Jay Heck, the registered lobbyist who is the Executive Director of Common Cause in Wisconsin, is really upset.
Heck and Common Cause have lobbyied long and hard to pass a bill, which they call the Impartial Justice Act, that we — like a pair of Federal courts — believe is unconstitutional based on the Supreme Court’s precedent in Davis v. Federal Election Commission. And Heck is really mad that Wisconsin Right to Life, represented by the “Big Bopper” (the indispensible Jim Bopp), and Wisconsin Judge Randy Kroschnick, represented by Steve Hoersting of the Center for Competitive Politics and Wisconsin attorney James Troupis of Michael Best & Freidrich, have filed separate lawsuits challenging the constitutionality of the bill (the suits are not duplicative, raising different issues pertaining to the limits on candidates and speakers). Merely to suggest that the bill is “unconstitutional” is, to Heck, speaking in the Milwaukee Journal Sentinel, a “vicious” attack.
But even more interesting to us was how Heck describes the stakes in the upcoming court cases. Heck, as quoted in the Journal Sentinel, thinks Common Cause’s role in these cases is to make sure that “the election is not completely dominated by the outside special interest groups.”
Wait… Judge Koschnick, the candidate, is an “outside special interest group?” Wisconsin Right to Life is an “outside group?” Outside what? Wisconsin? Or simply “outside,” meaning not part of the “inside” clique that ought to decide elections?
We have long thought that at its heart, much of the so-called campaign finance reform community simply doesn’t trust politics and doesn’t trust voters. They simply don’t believe that you can trust voters to hear information and make decisions. Mr. Heck seems to believe that voters are easily fooled by slick ads. They need to be guided. They are “outsiders,” who, left unchecked, sometimes get in the way of “good government.”

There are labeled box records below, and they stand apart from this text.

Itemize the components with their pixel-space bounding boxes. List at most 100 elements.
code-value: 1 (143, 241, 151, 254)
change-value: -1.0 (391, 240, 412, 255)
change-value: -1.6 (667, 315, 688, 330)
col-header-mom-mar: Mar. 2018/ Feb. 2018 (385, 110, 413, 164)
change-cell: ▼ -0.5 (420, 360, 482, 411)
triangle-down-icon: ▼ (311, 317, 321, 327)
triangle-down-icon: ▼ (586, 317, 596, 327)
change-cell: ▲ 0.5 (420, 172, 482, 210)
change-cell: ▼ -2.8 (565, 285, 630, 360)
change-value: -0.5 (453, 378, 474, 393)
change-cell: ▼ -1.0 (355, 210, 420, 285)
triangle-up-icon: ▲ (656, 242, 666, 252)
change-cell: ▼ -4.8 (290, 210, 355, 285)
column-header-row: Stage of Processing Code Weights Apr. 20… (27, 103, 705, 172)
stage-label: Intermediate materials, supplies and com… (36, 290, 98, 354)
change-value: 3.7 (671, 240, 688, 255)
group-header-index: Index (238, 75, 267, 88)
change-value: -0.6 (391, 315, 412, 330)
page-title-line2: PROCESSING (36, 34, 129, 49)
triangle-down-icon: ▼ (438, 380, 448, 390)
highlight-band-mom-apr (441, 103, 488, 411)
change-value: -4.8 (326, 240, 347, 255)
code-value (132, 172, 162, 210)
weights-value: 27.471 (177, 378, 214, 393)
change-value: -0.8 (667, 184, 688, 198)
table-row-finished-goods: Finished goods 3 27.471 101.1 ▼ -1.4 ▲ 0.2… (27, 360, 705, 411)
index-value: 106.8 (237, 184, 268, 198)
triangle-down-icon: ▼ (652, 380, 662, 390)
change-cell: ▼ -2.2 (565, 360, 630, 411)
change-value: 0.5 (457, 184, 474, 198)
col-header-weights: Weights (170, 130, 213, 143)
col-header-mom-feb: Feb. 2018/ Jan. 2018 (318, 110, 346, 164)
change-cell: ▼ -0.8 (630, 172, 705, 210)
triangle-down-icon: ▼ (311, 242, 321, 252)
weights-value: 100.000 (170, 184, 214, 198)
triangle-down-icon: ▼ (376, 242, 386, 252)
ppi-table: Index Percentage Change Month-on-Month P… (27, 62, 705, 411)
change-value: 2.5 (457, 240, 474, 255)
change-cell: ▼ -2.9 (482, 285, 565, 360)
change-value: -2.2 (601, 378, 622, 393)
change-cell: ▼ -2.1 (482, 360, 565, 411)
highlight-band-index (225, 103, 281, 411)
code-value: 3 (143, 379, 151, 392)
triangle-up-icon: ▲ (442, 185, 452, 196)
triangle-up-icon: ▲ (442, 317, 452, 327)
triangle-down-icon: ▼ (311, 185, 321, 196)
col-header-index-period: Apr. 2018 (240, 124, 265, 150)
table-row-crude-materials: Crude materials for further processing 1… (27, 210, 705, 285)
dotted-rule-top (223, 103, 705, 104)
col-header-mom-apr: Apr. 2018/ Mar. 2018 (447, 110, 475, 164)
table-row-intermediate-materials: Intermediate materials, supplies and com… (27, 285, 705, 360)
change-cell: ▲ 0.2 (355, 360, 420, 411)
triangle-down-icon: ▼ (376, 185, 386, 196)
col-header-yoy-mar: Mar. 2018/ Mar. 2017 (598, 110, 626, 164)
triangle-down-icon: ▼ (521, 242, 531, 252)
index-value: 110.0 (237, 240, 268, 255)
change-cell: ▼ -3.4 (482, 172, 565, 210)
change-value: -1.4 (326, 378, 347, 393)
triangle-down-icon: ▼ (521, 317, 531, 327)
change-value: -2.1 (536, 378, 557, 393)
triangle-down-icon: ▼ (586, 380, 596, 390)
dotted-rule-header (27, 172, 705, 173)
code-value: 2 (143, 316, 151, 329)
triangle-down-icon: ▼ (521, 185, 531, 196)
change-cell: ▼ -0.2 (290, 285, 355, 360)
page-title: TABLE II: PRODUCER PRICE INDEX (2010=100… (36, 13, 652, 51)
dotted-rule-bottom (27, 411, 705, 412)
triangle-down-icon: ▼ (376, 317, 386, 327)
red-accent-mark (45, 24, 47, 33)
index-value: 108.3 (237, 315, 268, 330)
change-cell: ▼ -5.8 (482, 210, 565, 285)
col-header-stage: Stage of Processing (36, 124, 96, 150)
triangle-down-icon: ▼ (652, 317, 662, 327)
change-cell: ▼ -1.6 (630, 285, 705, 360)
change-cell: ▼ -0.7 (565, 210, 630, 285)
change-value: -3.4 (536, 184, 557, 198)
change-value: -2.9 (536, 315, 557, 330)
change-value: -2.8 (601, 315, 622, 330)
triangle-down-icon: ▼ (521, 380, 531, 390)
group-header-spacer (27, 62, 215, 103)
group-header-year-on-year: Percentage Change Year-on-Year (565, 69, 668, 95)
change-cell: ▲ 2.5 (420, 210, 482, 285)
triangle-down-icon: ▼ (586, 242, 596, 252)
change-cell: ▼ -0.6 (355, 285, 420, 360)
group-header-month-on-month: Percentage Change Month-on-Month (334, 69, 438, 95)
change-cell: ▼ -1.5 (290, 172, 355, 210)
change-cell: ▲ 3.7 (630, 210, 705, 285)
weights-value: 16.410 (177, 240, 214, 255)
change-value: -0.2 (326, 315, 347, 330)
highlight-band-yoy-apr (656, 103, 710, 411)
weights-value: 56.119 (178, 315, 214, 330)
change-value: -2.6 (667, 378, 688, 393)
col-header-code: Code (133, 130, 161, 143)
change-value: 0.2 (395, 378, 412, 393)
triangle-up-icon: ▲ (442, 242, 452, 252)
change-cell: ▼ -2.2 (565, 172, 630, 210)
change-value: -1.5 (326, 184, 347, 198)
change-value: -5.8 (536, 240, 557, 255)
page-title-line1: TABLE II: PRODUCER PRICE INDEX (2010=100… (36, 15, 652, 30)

Yes, Mr. Heck has just announced what Common Cause thinks of Wisconsin voters and citizens as nefarious and corrupting as those who might join an outfit such as Wisconsin Right to Life, and its not much. Ordinary Wisconsin voters are “outside groups” and “special interests,” who may just interfere with Mr. Heck’s efforts, as a lobbyist, to lead Wisconsin to “clean, accountable” government…
Just not accountable to the citizens involved in Wisconsin Right to Life, or to those who might support Judge Koschnick against his opponents.